TRUECAM was built to detect inputs that fall outside a model’s intended scope and to remove parts of slides that are unlikely to help diagnosis, the paper reports. Those regions can include normal tissue or poorly stained material that may interfere with a slide-level prediction.

According to the study, that filtering lets TRUECAM focus on diagnostically useful image patches and provide user-specified accuracy targets for subtype classification. Chao Yan, a research instructor in biomedical informatics at Vanderbilt and one of the paper’s three lead authors, said the framework often concentrated on the same areas that pathologists would consider relevant.

Tests across hospitals and cancer types

The team evaluated TRUECAM on non-small cell lung cancer whole-slide images from two geographically diverse cancer research consortia, Vanderbilt University Medical Center said. The researchers also used a constructed set of clinically meaningful out-of-scope images and a sequence of real-world images from Queen Mary Hospital in Hong Kong.

Testing extended beyond lung cancer to tissue images from several organs, including breast, brain and kidney, according to the paper.
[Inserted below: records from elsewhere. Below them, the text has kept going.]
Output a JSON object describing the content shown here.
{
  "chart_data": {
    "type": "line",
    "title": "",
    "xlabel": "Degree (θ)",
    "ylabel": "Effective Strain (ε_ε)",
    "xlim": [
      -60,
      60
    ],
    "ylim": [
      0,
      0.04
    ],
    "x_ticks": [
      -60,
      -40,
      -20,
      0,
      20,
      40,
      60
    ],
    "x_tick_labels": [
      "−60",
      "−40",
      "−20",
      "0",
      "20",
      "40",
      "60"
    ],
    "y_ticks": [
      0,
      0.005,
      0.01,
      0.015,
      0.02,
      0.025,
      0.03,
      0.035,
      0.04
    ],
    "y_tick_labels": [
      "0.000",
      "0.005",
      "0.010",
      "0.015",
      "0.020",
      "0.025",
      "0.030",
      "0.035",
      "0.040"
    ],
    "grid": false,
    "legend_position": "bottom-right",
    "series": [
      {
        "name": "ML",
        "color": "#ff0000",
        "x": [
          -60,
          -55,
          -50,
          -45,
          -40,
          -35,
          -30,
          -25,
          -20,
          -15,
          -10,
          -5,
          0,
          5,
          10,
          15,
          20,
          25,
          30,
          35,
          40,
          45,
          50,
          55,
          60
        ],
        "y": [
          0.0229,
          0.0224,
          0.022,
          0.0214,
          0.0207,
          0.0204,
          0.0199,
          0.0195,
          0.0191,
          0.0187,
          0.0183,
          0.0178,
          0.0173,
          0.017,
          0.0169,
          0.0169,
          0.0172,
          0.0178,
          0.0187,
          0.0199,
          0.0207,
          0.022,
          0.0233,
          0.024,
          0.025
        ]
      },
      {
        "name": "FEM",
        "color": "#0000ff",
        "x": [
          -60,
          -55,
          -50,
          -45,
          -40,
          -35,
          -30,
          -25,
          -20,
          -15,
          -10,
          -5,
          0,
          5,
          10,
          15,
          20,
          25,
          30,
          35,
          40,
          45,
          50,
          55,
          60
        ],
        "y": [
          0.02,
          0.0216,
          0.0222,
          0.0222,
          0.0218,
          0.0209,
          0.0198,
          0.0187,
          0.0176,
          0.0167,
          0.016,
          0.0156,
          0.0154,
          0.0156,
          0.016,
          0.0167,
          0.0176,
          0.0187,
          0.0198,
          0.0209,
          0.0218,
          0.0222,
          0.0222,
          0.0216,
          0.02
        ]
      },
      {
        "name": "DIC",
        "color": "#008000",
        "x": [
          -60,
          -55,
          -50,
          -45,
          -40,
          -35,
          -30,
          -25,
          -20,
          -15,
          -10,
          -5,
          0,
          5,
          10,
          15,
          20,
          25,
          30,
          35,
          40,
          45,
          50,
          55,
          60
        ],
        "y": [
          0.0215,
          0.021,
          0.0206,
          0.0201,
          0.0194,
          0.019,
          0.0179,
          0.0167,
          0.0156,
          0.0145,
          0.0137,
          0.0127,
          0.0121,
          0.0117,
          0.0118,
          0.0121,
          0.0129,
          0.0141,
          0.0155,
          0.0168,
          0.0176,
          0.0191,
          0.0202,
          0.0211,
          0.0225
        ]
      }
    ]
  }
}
The authors reported that TRUECAM generalized to datasets outside lung cancer while maintaining its uncertainty-screening functions.

The study authors said TRUECAM outperformed existing approaches to uncertainty quantification in digital pathology AI in accuracy and efficiency. Vanderbilt University Medical Center said the method worked relatively quickly, did not add substantial costs and reliably identified images that were outside a model’s scope.

The paper also reported that TRUECAM could abstain from classifying difficult cases, leaving those slides for pathologists to review. The authors said its error rates met prespecified targets and that the framework improved fairness across sex and race in the tested datasets.

Bradley Malin, a Vanderbilt professor of biomedical informatics, biostatistics and computer science and one of the paper’s corresponding authors, said trustworthy medical AI requires systems that can recognize when patient data, tissue preparation methods or image artifacts make a model’s answer unsafe. He said TRUECAM offers a practical way to address those failure modes across digital pathology tools.

This story draws on original reporting from Medical Xpress.